The purpose of a non-solicitation agreement is to restrict employees from soliciting an employer's clients or employees. The classic situation that a non-solicitation agreement (and non-compete agreement) is intended to prevent is a key employee is introduced to a business idea and methodology, then takes that knowledge (obtained from the employer), the employer's customers and the employer's employees, and competes with the employer. More often, the lines of what is legal competition and what is not are grey and debatable, which enhances the possibility of a dispute. Ensuring that the parameters of a non-solicitation agreement comply with the current law is critical to the agreement's effectiveness in protecting the employer's interest.
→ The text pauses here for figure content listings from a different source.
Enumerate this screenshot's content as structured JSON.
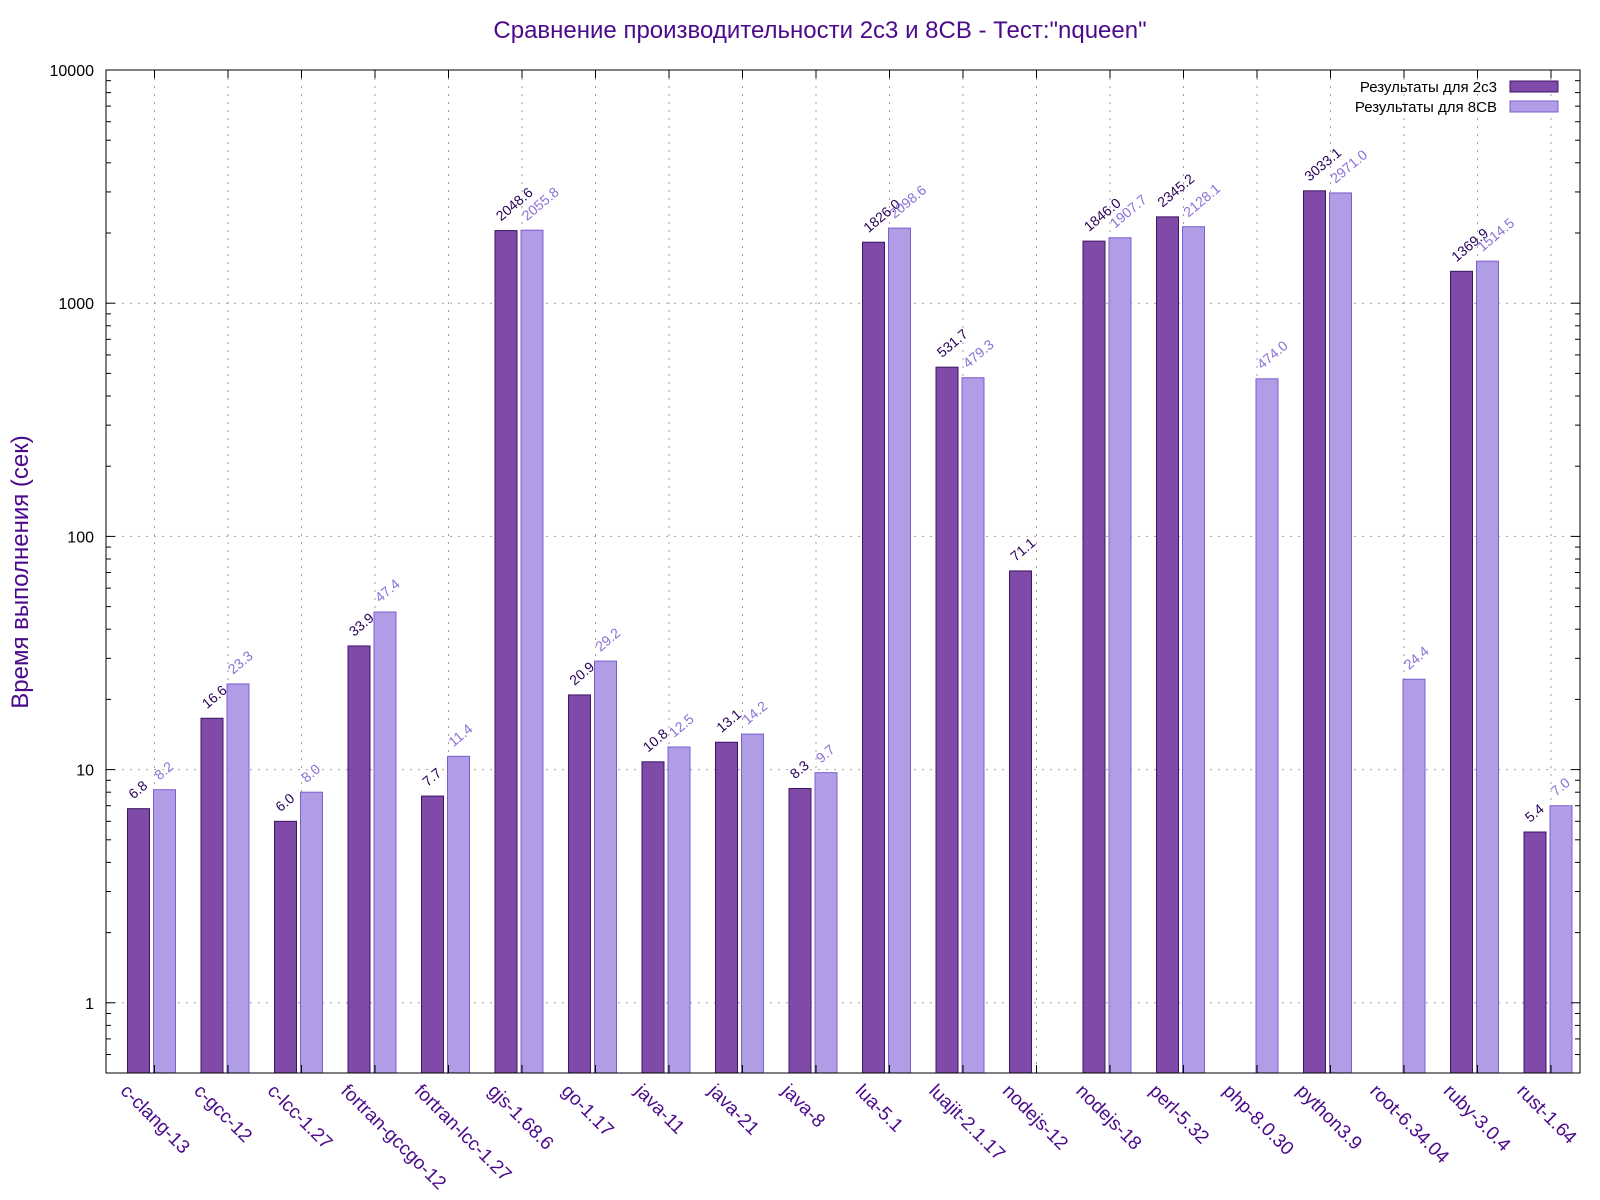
{
  "chart_data": {
    "type": "bar",
    "title": "Сравнение производительности 2с3 и 8СВ - Тест:\"nqueen\"",
    "xlabel": "",
    "ylabel": "Время выполнения (сек)",
    "yscale": "log",
    "ylim": [
      0.5,
      10000
    ],
    "yticks": [
      "1",
      "10",
      "100",
      "1000",
      "10000"
    ],
    "grid": true,
    "legend_position": "top-right",
    "categories": [
      "c-clang-13",
      "c-gcc-12",
      "c-lcc-1.27",
      "fortran-gccgo-12",
      "fortran-lcc-1.27",
      "gjs-1.68.6",
      "go-1.17",
      "java-11",
      "java-21",
      "java-8",
      "lua-5.1",
      "luajit-2.1.17",
      "nodejs-12",
      "nodejs-18",
      "perl-5.32",
      "php-8.0.30",
      "python3.9",
      "root-6.34.04",
      "ruby-3.0.4",
      "rust-1.64"
    ],
    "series": [
      {
        "name": "Результаты для 2с3",
        "color": "#7f4aa8",
        "stroke": "#3d1466",
        "labels": [
          "6.8",
          "16.6",
          "6.0",
          "33.9",
          "7.7",
          "2048.6",
          "20.9",
          "10.8",
          "13.1",
          "8.3",
          "1826.0",
          "531.7",
          "71.1",
          "1846.0",
          "2345.2",
          null,
          "3033.1",
          null,
          "1369.9",
          "5.4"
        ],
        "values": [
          6.8,
          16.6,
          6.0,
          33.9,
          7.7,
          2048.6,
          20.9,
          10.8,
          13.1,
          8.3,
          1826.0,
          531.7,
          71.1,
          1846.0,
          2345.2,
          null,
          3033.1,
          null,
          1369.9,
          5.4
        ]
      },
      {
        "name": "Результаты для 8СВ",
        "color": "#b09de6",
        "stroke": "#7b5fcf",
        "labels": [
          "8.2",
          "23.3",
          "8.0",
          "47.4",
          "11.4",
          "2055.8",
          "29.2",
          "12.5",
          "14.2",
          "9.7",
          "2098.6",
          "479.3",
          null,
          "1907.7",
          "2128.1",
          "474.0",
          "2971.0",
          "24.4",
          "1514.5",
          "7.0"
        ],
        "values": [
          8.2,
          23.3,
          8.0,
          47.4,
          11.4,
          2055.8,
          29.2,
          12.5,
          14.2,
          9.7,
          2098.6,
          479.3,
          null,
          1907.7,
          2128.1,
          474.0,
          2971.0,
          24.4,
          1514.5,
          7.0
        ]
      }
    ]
  }
}
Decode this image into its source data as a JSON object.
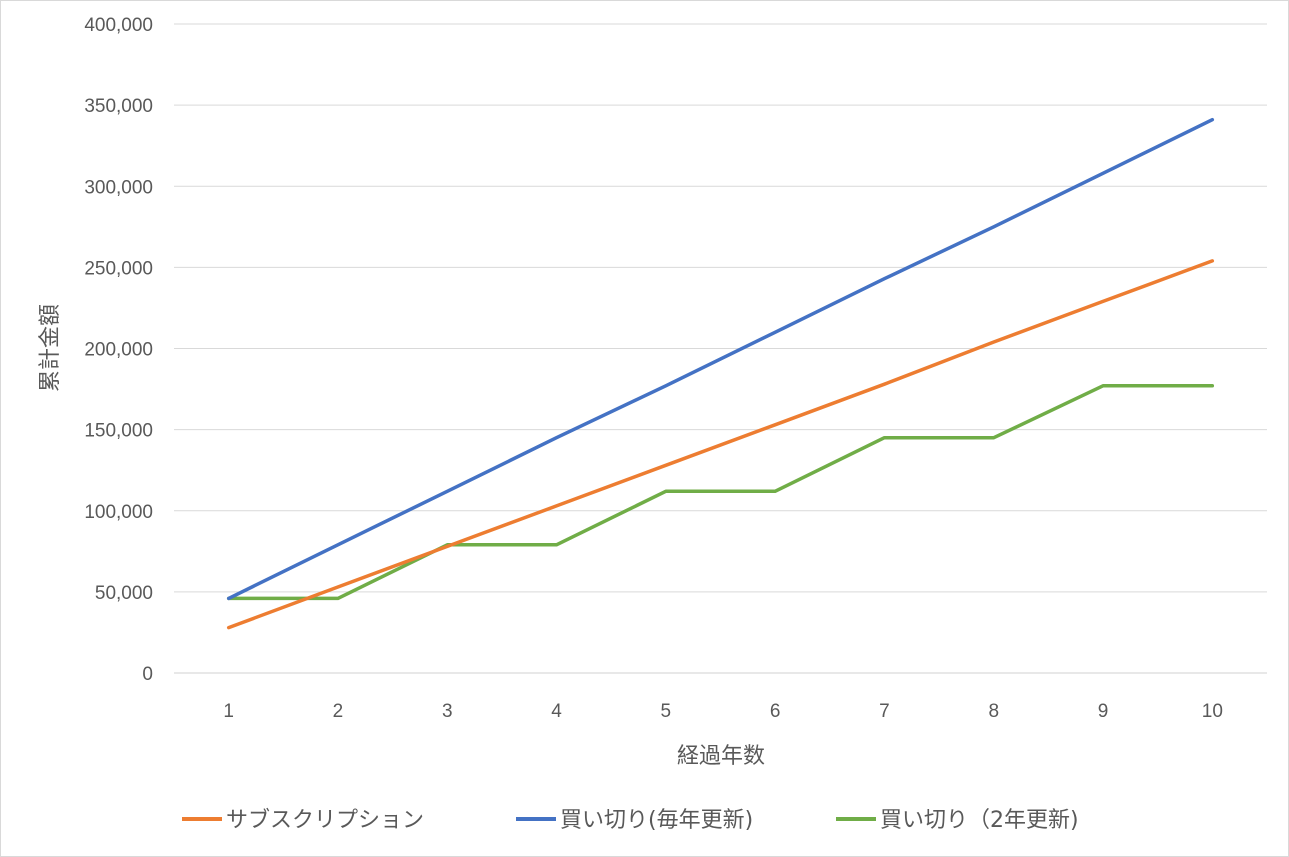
{
  "chart_data": {
    "type": "line",
    "title": "",
    "xlabel": "経過年数",
    "ylabel": "累計金額",
    "categories": [
      "1",
      "2",
      "3",
      "4",
      "5",
      "6",
      "7",
      "8",
      "9",
      "10"
    ],
    "ylim": [
      0,
      400000
    ],
    "yticks": [
      0,
      50000,
      100000,
      150000,
      200000,
      250000,
      300000,
      350000,
      400000
    ],
    "ytick_labels": [
      "0",
      "50,000",
      "100,000",
      "150,000",
      "200,000",
      "250,000",
      "300,000",
      "350,000",
      "400,000"
    ],
    "grid": true,
    "legend_position": "bottom",
    "series": [
      {
        "name": "サブスクリプション",
        "color": "#ED7D31",
        "values": [
          28000,
          53000,
          78000,
          103000,
          128000,
          153000,
          178000,
          204000,
          229000,
          254000
        ]
      },
      {
        "name": "買い切り(毎年更新)",
        "color": "#4472C4",
        "values": [
          46000,
          79000,
          112000,
          145000,
          177000,
          210000,
          243000,
          275000,
          308000,
          341000
        ]
      },
      {
        "name": "買い切り（2年更新)",
        "color": "#70AD47",
        "values": [
          46000,
          46000,
          79000,
          79000,
          112000,
          112000,
          145000,
          145000,
          177000,
          177000
        ]
      }
    ]
  }
}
A common mistake of employers is to simply assume the bare existence of an agreement styled as a "non-solicitation agreement" -- perhaps an old form the employer has for years had all employees routinely sign -- actually protects the employer's proprietary interests. If the agreement's actual wording is non-compliant with current case law and applicable statutory provisions, however, a non-solicitation agreement may be essentially meaningless.

For example, a non-solicitation agreement should distinguish "accepting" versus "soliciting" particular business. Generally speaking, it is a good idea to draft restrictive covenants conservatively, with an eye toward how judges have tended to decide restrictive covenant cases in the past. If particular provisions are not truly needed to protect the business, typically it will be better not to include them.